Es gibt noch viel zu tun, um die Qualität additiv gefertigter Funktionsbauteile auf das gleiche Niveau zu heben wie die von konventionell hergestellten Teilen – das war die Quintessenz des Vortrags von Ralf Becker, bis vor Kurzem Leiter Technologieforschung & Basistechnologien bei Schunk. Der Hersteller von Greifern und Spannsystemen ist 2010 in die Fertigung von Funktionsbauteilen aus Kunststoff eingestiegen, im vergangenen Jahr folgte die Ausweitung auf ein metallverarbeitendes AM-Verfahren.
Schunk fertigt kundenindividuelle Greiferfinger aus Kunststoff, Stahl und Aluminium additiv und hat dafür die gesamte Prozesskette vollständig digitalisert – mit dem webbasierten 3D-Designtool E-Grip als Frontend, in das die Kunden ihre CAD-Daten laden können. Insofern steht hier bereits ein Geschäftsmodell dahinter.
Dennoch werden laut Becker noch längst nicht alle Erwartungen, die Schunk in Bezug auf die Qualität dieser Greifer hat, erfüllt: „Eine wiederholbare Werkstückqualität ist vor allem beim Einsatz von Kunststoffen noch nicht gegeben“, so Becker. Hilfreich fände er zum Beispiel eine Absicherung der Dimensionierungen durch Simulation.

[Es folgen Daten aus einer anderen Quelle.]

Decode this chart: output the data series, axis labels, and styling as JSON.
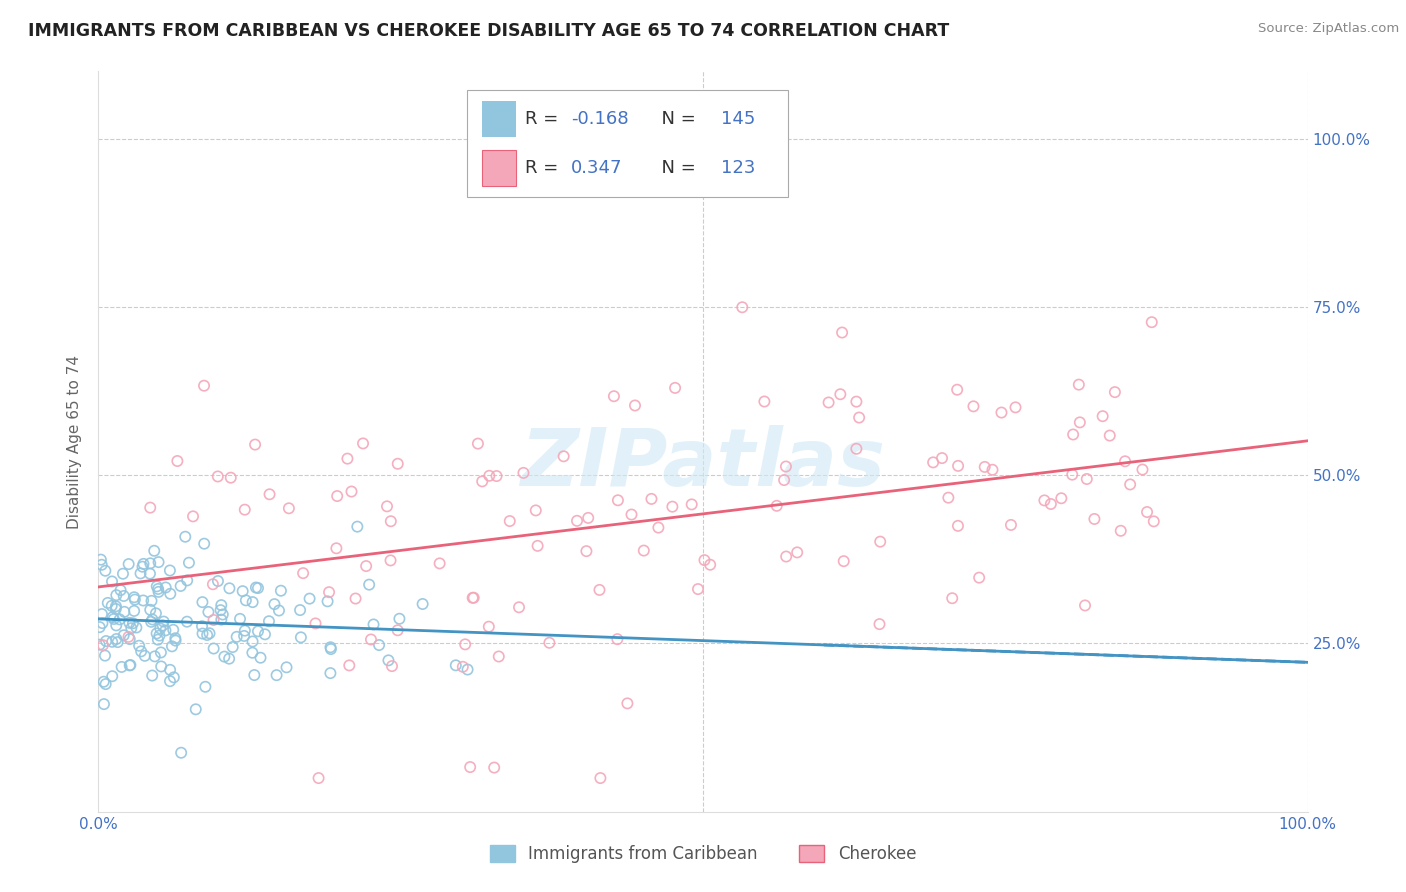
{
  "title": "IMMIGRANTS FROM CARIBBEAN VS CHEROKEE DISABILITY AGE 65 TO 74 CORRELATION CHART",
  "source": "Source: ZipAtlas.com",
  "ylabel": "Disability Age 65 to 74",
  "xmin": 0.0,
  "xmax": 1.0,
  "ymin": 0.0,
  "ymax": 1.1,
  "x_tick_labels": [
    "0.0%",
    "100.0%"
  ],
  "y_tick_labels": [
    "25.0%",
    "50.0%",
    "75.0%",
    "100.0%"
  ],
  "y_tick_positions": [
    0.25,
    0.5,
    0.75,
    1.0
  ],
  "series1_name": "Immigrants from Caribbean",
  "series1_color": "#92c5de",
  "series1_R": "-0.168",
  "series1_N": "145",
  "series1_line_color": "#4393c3",
  "series2_name": "Cherokee",
  "series2_color": "#f4a7b9",
  "series2_R": "0.347",
  "series2_N": "123",
  "series2_line_color": "#e8637a",
  "watermark_text": "ZIPatlas",
  "background_color": "#ffffff",
  "grid_color": "#cccccc",
  "title_fontsize": 12.5,
  "legend_text_color": "#4472c4",
  "tick_label_color": "#4472c4",
  "ylabel_color": "#666666"
}
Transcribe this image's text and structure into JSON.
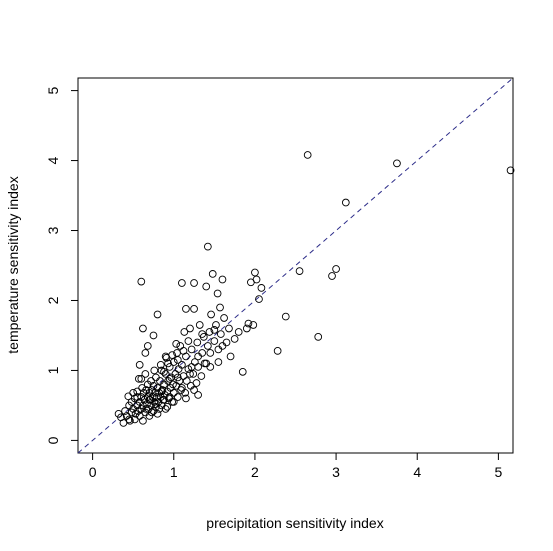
{
  "chart_data": {
    "type": "scatter",
    "title": "",
    "xlabel": "precipitation sensitivity index",
    "ylabel": "temperature sensitivity index",
    "xlim": [
      -0.18,
      5.18
    ],
    "ylim": [
      -0.18,
      5.18
    ],
    "x_ticks": [
      0,
      1,
      2,
      3,
      4,
      5
    ],
    "y_ticks": [
      0,
      1,
      2,
      3,
      4,
      5
    ],
    "grid": false,
    "legend": "none",
    "point_marker": "open-circle",
    "reference_line": {
      "slope": 1,
      "intercept": 0,
      "style": "dashed",
      "color": "#2e2e8a"
    },
    "points": [
      [
        0.32,
        0.38
      ],
      [
        0.35,
        0.33
      ],
      [
        0.38,
        0.25
      ],
      [
        0.4,
        0.42
      ],
      [
        0.42,
        0.35
      ],
      [
        0.44,
        0.63
      ],
      [
        0.45,
        0.5
      ],
      [
        0.46,
        0.28
      ],
      [
        0.48,
        0.4
      ],
      [
        0.48,
        0.55
      ],
      [
        0.5,
        0.68
      ],
      [
        0.5,
        0.45
      ],
      [
        0.52,
        0.3
      ],
      [
        0.52,
        0.6
      ],
      [
        0.53,
        0.38
      ],
      [
        0.55,
        0.5
      ],
      [
        0.55,
        0.7
      ],
      [
        0.56,
        0.42
      ],
      [
        0.57,
        0.88
      ],
      [
        0.58,
        1.08
      ],
      [
        0.58,
        0.55
      ],
      [
        0.58,
        0.35
      ],
      [
        0.6,
        0.62
      ],
      [
        0.6,
        0.45
      ],
      [
        0.61,
        0.75
      ],
      [
        0.62,
        0.5
      ],
      [
        0.62,
        0.28
      ],
      [
        0.63,
        0.68
      ],
      [
        0.64,
        0.58
      ],
      [
        0.65,
        0.4
      ],
      [
        0.65,
        0.95
      ],
      [
        0.66,
        0.72
      ],
      [
        0.67,
        0.52
      ],
      [
        0.68,
        0.62
      ],
      [
        0.68,
        0.8
      ],
      [
        0.69,
        0.45
      ],
      [
        0.7,
        0.68
      ],
      [
        0.7,
        0.35
      ],
      [
        0.71,
        0.58
      ],
      [
        0.72,
        0.85
      ],
      [
        0.72,
        0.5
      ],
      [
        0.73,
        0.72
      ],
      [
        0.74,
        0.62
      ],
      [
        0.75,
        0.42
      ],
      [
        0.75,
        0.78
      ],
      [
        0.76,
        0.55
      ],
      [
        0.77,
        0.68
      ],
      [
        0.78,
        0.9
      ],
      [
        0.78,
        0.48
      ],
      [
        0.79,
        0.62
      ],
      [
        0.8,
        0.75
      ],
      [
        0.8,
        0.38
      ],
      [
        0.81,
        0.55
      ],
      [
        0.82,
        0.68
      ],
      [
        0.83,
        0.85
      ],
      [
        0.84,
        0.62
      ],
      [
        0.85,
        0.5
      ],
      [
        0.85,
        1.0
      ],
      [
        0.86,
        0.72
      ],
      [
        0.87,
        0.58
      ],
      [
        0.88,
        0.8
      ],
      [
        0.89,
        0.65
      ],
      [
        0.9,
        0.95
      ],
      [
        0.9,
        0.45
      ],
      [
        0.91,
        1.18
      ],
      [
        0.92,
        0.7
      ],
      [
        0.93,
        0.85
      ],
      [
        0.94,
        0.6
      ],
      [
        0.95,
        1.05
      ],
      [
        0.96,
        0.75
      ],
      [
        0.97,
        0.9
      ],
      [
        0.98,
        0.55
      ],
      [
        0.99,
        0.8
      ],
      [
        1.0,
        1.12
      ],
      [
        1.0,
        0.68
      ],
      [
        1.02,
        0.95
      ],
      [
        1.03,
        0.78
      ],
      [
        1.04,
        1.25
      ],
      [
        1.05,
        0.62
      ],
      [
        1.06,
        1.02
      ],
      [
        1.07,
        0.85
      ],
      [
        1.08,
        1.35
      ],
      [
        1.09,
        0.72
      ],
      [
        1.1,
        1.08
      ],
      [
        1.12,
        0.92
      ],
      [
        1.13,
        1.55
      ],
      [
        1.14,
        0.68
      ],
      [
        1.15,
        1.2
      ],
      [
        1.16,
        0.85
      ],
      [
        1.18,
        1.02
      ],
      [
        1.2,
        1.6
      ],
      [
        1.21,
        0.78
      ],
      [
        1.22,
        1.3
      ],
      [
        1.24,
        0.95
      ],
      [
        1.25,
        1.88
      ],
      [
        1.26,
        1.12
      ],
      [
        1.28,
        0.82
      ],
      [
        1.29,
        1.4
      ],
      [
        1.3,
        1.05
      ],
      [
        1.32,
        1.65
      ],
      [
        1.34,
        0.92
      ],
      [
        1.35,
        1.25
      ],
      [
        1.37,
        1.48
      ],
      [
        1.38,
        1.1
      ],
      [
        1.4,
        2.2
      ],
      [
        1.42,
        1.35
      ],
      [
        1.44,
        1.55
      ],
      [
        1.45,
        1.05
      ],
      [
        1.46,
        1.8
      ],
      [
        1.48,
        2.38
      ],
      [
        1.5,
        1.42
      ],
      [
        1.52,
        1.65
      ],
      [
        1.54,
        2.1
      ],
      [
        1.55,
        1.3
      ],
      [
        1.57,
        1.9
      ],
      [
        1.58,
        1.52
      ],
      [
        1.6,
        2.3
      ],
      [
        1.62,
        1.75
      ],
      [
        1.65,
        1.4
      ],
      [
        1.68,
        1.6
      ],
      [
        1.7,
        1.2
      ],
      [
        1.75,
        1.45
      ],
      [
        1.8,
        1.55
      ],
      [
        1.85,
        0.98
      ],
      [
        1.9,
        1.6
      ],
      [
        1.92,
        1.67
      ],
      [
        1.95,
        2.26
      ],
      [
        1.98,
        1.65
      ],
      [
        2.0,
        2.4
      ],
      [
        2.02,
        2.3
      ],
      [
        2.05,
        2.02
      ],
      [
        2.08,
        2.18
      ],
      [
        0.6,
        2.27
      ],
      [
        0.62,
        1.6
      ],
      [
        0.65,
        1.25
      ],
      [
        0.68,
        1.35
      ],
      [
        0.75,
        1.5
      ],
      [
        0.8,
        1.8
      ],
      [
        1.1,
        2.25
      ],
      [
        1.15,
        1.88
      ],
      [
        1.25,
        2.25
      ],
      [
        1.42,
        2.77
      ],
      [
        2.28,
        1.28
      ],
      [
        2.38,
        1.77
      ],
      [
        2.55,
        2.42
      ],
      [
        2.65,
        4.08
      ],
      [
        2.78,
        1.48
      ],
      [
        2.95,
        2.35
      ],
      [
        3.0,
        2.45
      ],
      [
        3.12,
        3.4
      ],
      [
        3.75,
        3.96
      ],
      [
        5.15,
        3.86
      ],
      [
        0.88,
        0.58
      ],
      [
        0.92,
        0.48
      ],
      [
        0.95,
        0.88
      ],
      [
        1.0,
        0.55
      ],
      [
        1.05,
        0.9
      ],
      [
        1.1,
        0.75
      ],
      [
        1.15,
        0.6
      ],
      [
        1.2,
        0.95
      ],
      [
        1.25,
        0.72
      ],
      [
        1.3,
        0.65
      ],
      [
        0.45,
        0.3
      ],
      [
        0.55,
        0.62
      ],
      [
        0.7,
        0.58
      ],
      [
        0.85,
        0.7
      ],
      [
        0.95,
        0.62
      ],
      [
        1.05,
        1.15
      ],
      [
        1.12,
        1.28
      ],
      [
        1.18,
        1.42
      ],
      [
        1.22,
        1.05
      ],
      [
        1.3,
        1.2
      ],
      [
        1.35,
        1.52
      ],
      [
        1.4,
        1.1
      ],
      [
        1.45,
        1.25
      ],
      [
        1.5,
        1.58
      ],
      [
        1.55,
        1.12
      ],
      [
        1.6,
        1.35
      ],
      [
        0.78,
        0.52
      ],
      [
        0.82,
        0.45
      ],
      [
        0.88,
        0.98
      ],
      [
        0.93,
        1.1
      ],
      [
        0.98,
        1.22
      ],
      [
        1.03,
        1.38
      ],
      [
        0.6,
        0.88
      ],
      [
        0.66,
        0.45
      ],
      [
        0.73,
        0.4
      ],
      [
        0.76,
        1.0
      ],
      [
        0.84,
        1.08
      ],
      [
        0.9,
        1.2
      ]
    ]
  }
}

100-Prozent-Prüfungen mittels 3D-Scan
Heute müsse Schunk die additiv gefertigten Greifer zu 100 % überprüfen. Die Messung und Prüfung der kundenspezifischen Geometrie sein nur mit 3D-Scannern und im Vergleich zum CAD-Modell möglich – und damit sehr aufwändig. Dabei behelfe man sich bei Kunststoff-Greifern eines „Workarounds“ mittels der Prüfung der Passform des Anschraubflansches am Greifer. Wenn diese in Ordnung sei, schließe man daraus auf die korrekte Passung der Fingerkontur. Bei Metallfingern entfällt diese Möglichkeit, da hier die Flanschfläche nachgearbeitet werden muss. Daher wird bei Schunk aktuell von allen Greiferfingern ein 3D-Scan angefertigt.
Becker formulierte eine ganze Reihe von Wünschen an die Adresse von Politik, sowie an Teilehersteller und Maschinenbauer zur Verbesserung der Qualität und der Industrialisierung der Produktionsprozesse. So wünscht er sich von der Politik die Unterstützung für verstärkte Normungsaktivitäten in allen Bereichen der additiven Fertigung.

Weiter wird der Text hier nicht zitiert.